You do get searched by TSA if you are coming from outside the country. In recent years I've flown in from Mexico, Spain, India and the Dominican Republic. For each flight, the boarding gate was blocked from general access and the only way to get in was to go through a TSA search. They only had metal detectors, but my bags were still searched. Had I been carrying a large sum of cash (or anything else that needs to be declared) they could have contacted CBP at my departure airport.
That is not the TSA doing the checks though. In Beijing, there is gate screening just as you described, but it is done by locals who don't speak English, and they definitely aren't looking for cash.
Based on reports from flyertalk and other places, it appears that there is a requirement that a certain minimum percentage of US-bound international passengers undergo at least a TSA-style boarding-pass-and-ID check.
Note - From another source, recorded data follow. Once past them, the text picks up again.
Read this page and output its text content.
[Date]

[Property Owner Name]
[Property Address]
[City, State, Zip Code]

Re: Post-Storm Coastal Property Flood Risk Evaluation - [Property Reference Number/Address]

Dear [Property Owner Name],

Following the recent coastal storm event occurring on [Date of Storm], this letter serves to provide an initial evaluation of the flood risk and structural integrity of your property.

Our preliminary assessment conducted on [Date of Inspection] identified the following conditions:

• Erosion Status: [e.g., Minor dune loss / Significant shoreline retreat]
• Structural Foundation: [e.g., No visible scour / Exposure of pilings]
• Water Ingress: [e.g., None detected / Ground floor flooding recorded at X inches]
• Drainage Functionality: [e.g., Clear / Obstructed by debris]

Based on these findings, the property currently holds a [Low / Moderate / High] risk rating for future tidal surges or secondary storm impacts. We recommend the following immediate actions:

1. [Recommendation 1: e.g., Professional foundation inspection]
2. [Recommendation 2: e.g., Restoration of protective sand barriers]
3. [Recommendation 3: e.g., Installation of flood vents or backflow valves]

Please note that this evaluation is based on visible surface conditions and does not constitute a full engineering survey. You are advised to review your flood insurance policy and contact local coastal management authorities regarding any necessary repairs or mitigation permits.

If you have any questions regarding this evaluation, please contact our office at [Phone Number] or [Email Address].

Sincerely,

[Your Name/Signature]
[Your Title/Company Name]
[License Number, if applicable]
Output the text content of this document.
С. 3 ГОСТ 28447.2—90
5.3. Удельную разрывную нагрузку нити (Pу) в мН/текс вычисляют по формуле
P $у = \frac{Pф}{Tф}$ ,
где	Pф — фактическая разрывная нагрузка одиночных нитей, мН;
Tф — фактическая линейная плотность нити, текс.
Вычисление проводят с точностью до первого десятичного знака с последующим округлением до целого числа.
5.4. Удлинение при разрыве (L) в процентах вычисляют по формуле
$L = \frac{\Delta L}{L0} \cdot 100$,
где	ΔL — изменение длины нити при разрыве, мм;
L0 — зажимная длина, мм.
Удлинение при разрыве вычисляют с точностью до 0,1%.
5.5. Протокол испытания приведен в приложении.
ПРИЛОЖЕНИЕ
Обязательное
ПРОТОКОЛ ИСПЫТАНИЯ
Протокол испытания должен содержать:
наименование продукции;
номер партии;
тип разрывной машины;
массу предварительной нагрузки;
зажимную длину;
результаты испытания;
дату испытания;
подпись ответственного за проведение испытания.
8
Typically this involves stationing agents at the departure gate. Anecdotal evidence suggests AMS is a popular place for this.
I wonder how the THC thing could possibly work. I opt out at every checkpoint, and each time, they maximize body contact and then generate an input to those machines. Wouldn't it go off for anyone who had smoked up earlier in the day, or the preceding day? It seems like they'd be spending all their time doing drug searches.
(Don't get me wrong: drug searches at TSA checkpoints are extremely alarming, because TSA has been given a near all-access pass to mechanically searching people).
Fun fact: if you do any welding before you get on a flight, there's a good chance you'll set those things off.
I've literally spent a night putting on a fireworks show, gotten up and flown the next day, and not set off the alarm. I've also at a different time been completely clean, set off the alarm for gunpowder (I could see the screen), and then had the TSA wave me through.
They don't know, they don't care, they don't do anything. Their sole purpose is to make people more comfortable with invasive government overreach.
Similar experience here. I was at a party the evening before a flight and had loads of rockets and small mortars stuffed in my cargo shorts, which we were running around and shooting at each other (alcohol may have been involved).
Next morning at the airport was my first time seeing these machines. As the machines doors opened and closed, jets of air puffing at the passengers ahead of me, I wondered about the shorts which I still had on. I looked down at the empty pockets and they were literally sparkling with gunpowder and other residue from the fireworks the night before. 'Let's see what happens' was my only thought and I felt a bit let down when I got through with no problem.
Edit: Shorts sparkling in the light with some kind of crystalline residue from the fireworks, not sparkling like a lit sparkler, which would have been even more impressive.
I most recently triggered it at SFO after wearing clothing I had gone go carting in the day before. First time for me. The enhanced screening was fun. Aside, SFO security is a contractor, not TSA.
There's a sticker from the inside of the machine that indicates it belonged to the US prisons system at some point. Narcotics detection would seem very relevant to that application.
Some of these vulnerabilities are shocking. This goes beyond carelessness and straight into incompetence.
One thing that jumped out at me right away is that the explosives sniffer is also configured to detect narcotics, amphetamine and marijuana. Is this standard procedure at American domestic airports?